Au terme du conclave préparatoire de la rencontre de Sirleaf et Ouattara.

«Les réfugiés ivoiriens ont exigé 300 mille francs CFA par personne pour leur retour au bercail, au lieu de 75 mille FCFA payés par le Hcr à chaque réfugié. La reconstruction des habitations des réfugiés ivoiriens détruites, la validation des diplômes obtenus par les élèves ivoiriens au Liberia et le déguerpissement des Burkinabè occupant illicitement les terres après la guerre», expliquent les acteurs des commissions mises en place par rapport au rendez-vous de Zwedru. Seulement voilà ! Si quelques réfugiés triés sur le volet dans leurs camps ont pris part à ces travaux en commission, ils n’auront pas droit à la parole pendant la cérémonie solennelle, en présence des chefs d’Etat, au sein du Palais de la jeunesse de Zwedru de l’ex-chef de l’Etat Samuel Kanyon Doé. Dans les camps de réfugiés, cette situation accentue leur consternation. «Ouattara n’est pas venu pour nous au Liberia. Sinon il nous aurait associés pleinement à l’événement et nous aurait donné la parole. Non seulement il nous a empêché de sortir de nos camps durant une semaine, sans visite, mais il nous a privés de parole. C’est une exclusion inacceptable », dénoncent des réfugiés interrogés dans leurs camps. «Si tu t’entêtes à sortir de ton camp, on saisit ta moto ou on t’emprisonne», se veulent-ils précis.

Ouattara se met les élus wê à dos

Le chef de l’Etat ivoirien n’a pas seulement maille à partir avec ses compatriotes réfugiés au Liberia. Dans le camp des cadres et des élus wê qui ont battu le rappel de leurs troupes à ce rendez-vous libérien, c’est la désolation. Pareillement. Les cadres et les élus de l’Ouest ont déferlé à Zwedru par vagues. Premièrement, il y a ceux qui sont arrivés dans la capitale du Comté du Grand Gedeh deux jours avant l’événement. Ils sont composés notamment de la ministre Anne Ouloto, de la député Oulaï Zaguy Madeleine et de Maho Glofiéi. La veille de la rencontre des deux chefs d’Etat, Zwedru enregistre le gros lot des élus et cadres des régions du Cavally et du Guemon, conduits par le président du conseil de la région du Cavally, Dagobert Banzio. Le dernier cité ne comprend pas que lui qui a été envoyé par Ouattara «aux heures chaudes de la crise au Liberia pour soutenir les réfugiés soit empêché d’avoir accès aux camps de réfugiés». Surtout qu’il a inscrit, selon lui, le retour des réfugiés ivoiriens au Liberia à la politique du conseil régional qu’il préside. En tout cas, une sourde colère grondait en ces cadres et élus qui ont effectué massivement le déplacement du Liberia. «Tout se passe comme si les réfugiés sont toujours craints», s’indigne-t-on au sein des élus.

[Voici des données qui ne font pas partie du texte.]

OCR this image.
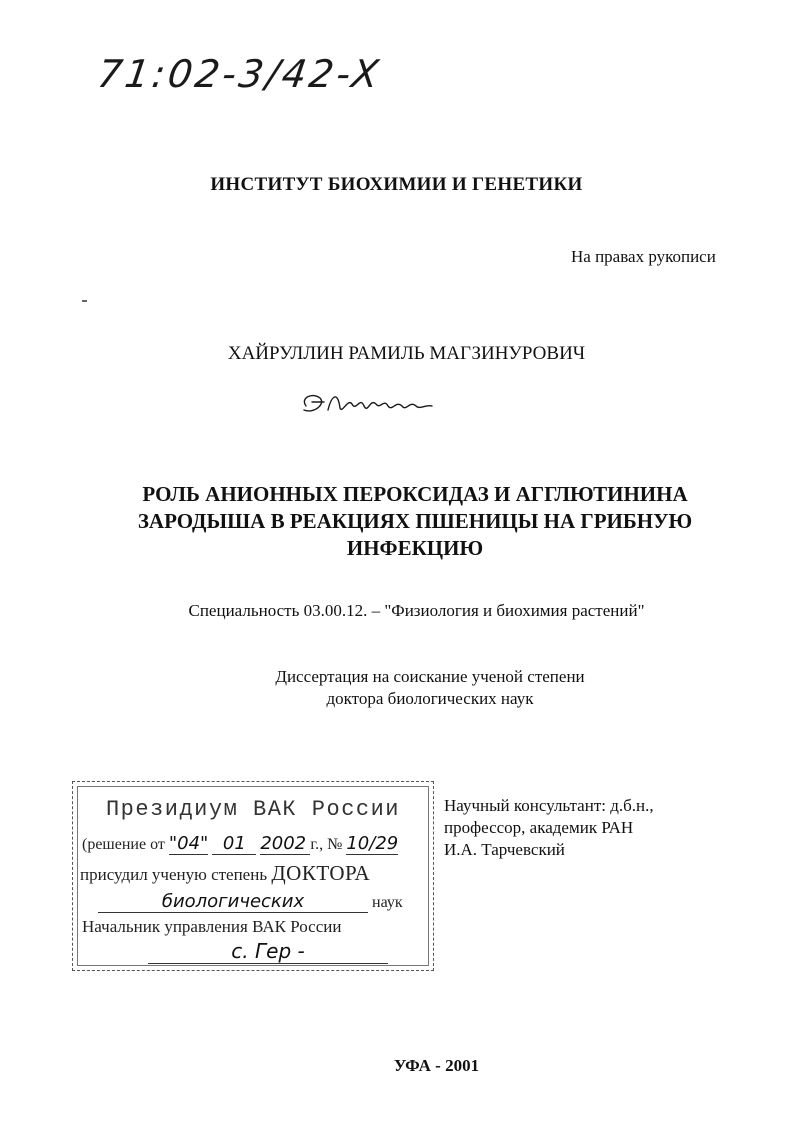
71:02-3/42-X
ИНСТИТУТ БИОХИМИИ И ГЕНЕТИКИ
На правах рукописи
ХАЙРУЛЛИН РАМИЛЬ МАГЗИНУРОВИЧ
РОЛЬ АНИОННЫХ ПЕРОКСИДАЗ И АГГЛЮТИНИНА
ЗАРОДЫША В РЕАКЦИЯХ ПШЕНИЦЫ НА ГРИБНУЮ
ИНФЕКЦИЮ
Специальность 03.00.12. – "Физиология и биохимия растений"
Диссертация на соискание ученой степени
доктора биологических наук
Президиум ВАК России
(решение от "04" 01 2002 г., № 10/29
присудил ученую степень ДОКТОРА
биологических	наук
Начальник управления ВАК России
с. Гер -
Научный консультант: д.б.н.,
профессор, академик РАН
И.А. Тарчевский
УФА - 2001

Ouattara craint des troubles et un attentat contre sa personne

Au sein des 4 commissions qui ont travaillé à la rencontre des chefs d’Etat, des langues se délient. «Les autorités libériennes estiment que les réfugiés ivoiriens, qui en majorité sont des pro-Gbagbo, vont provoquer des troubles pour humilier Ouattara, en le huant par exemple. C’est pourquoi des mesures d’interdiction de sortie des camps sont prises contre eux», révèle un membre influent d’une des commissions. Quand certaines sources proches des autorités du pays hôte évoquent carrément la planification d’un attentat des réfugiés contre la personne de Ouattara.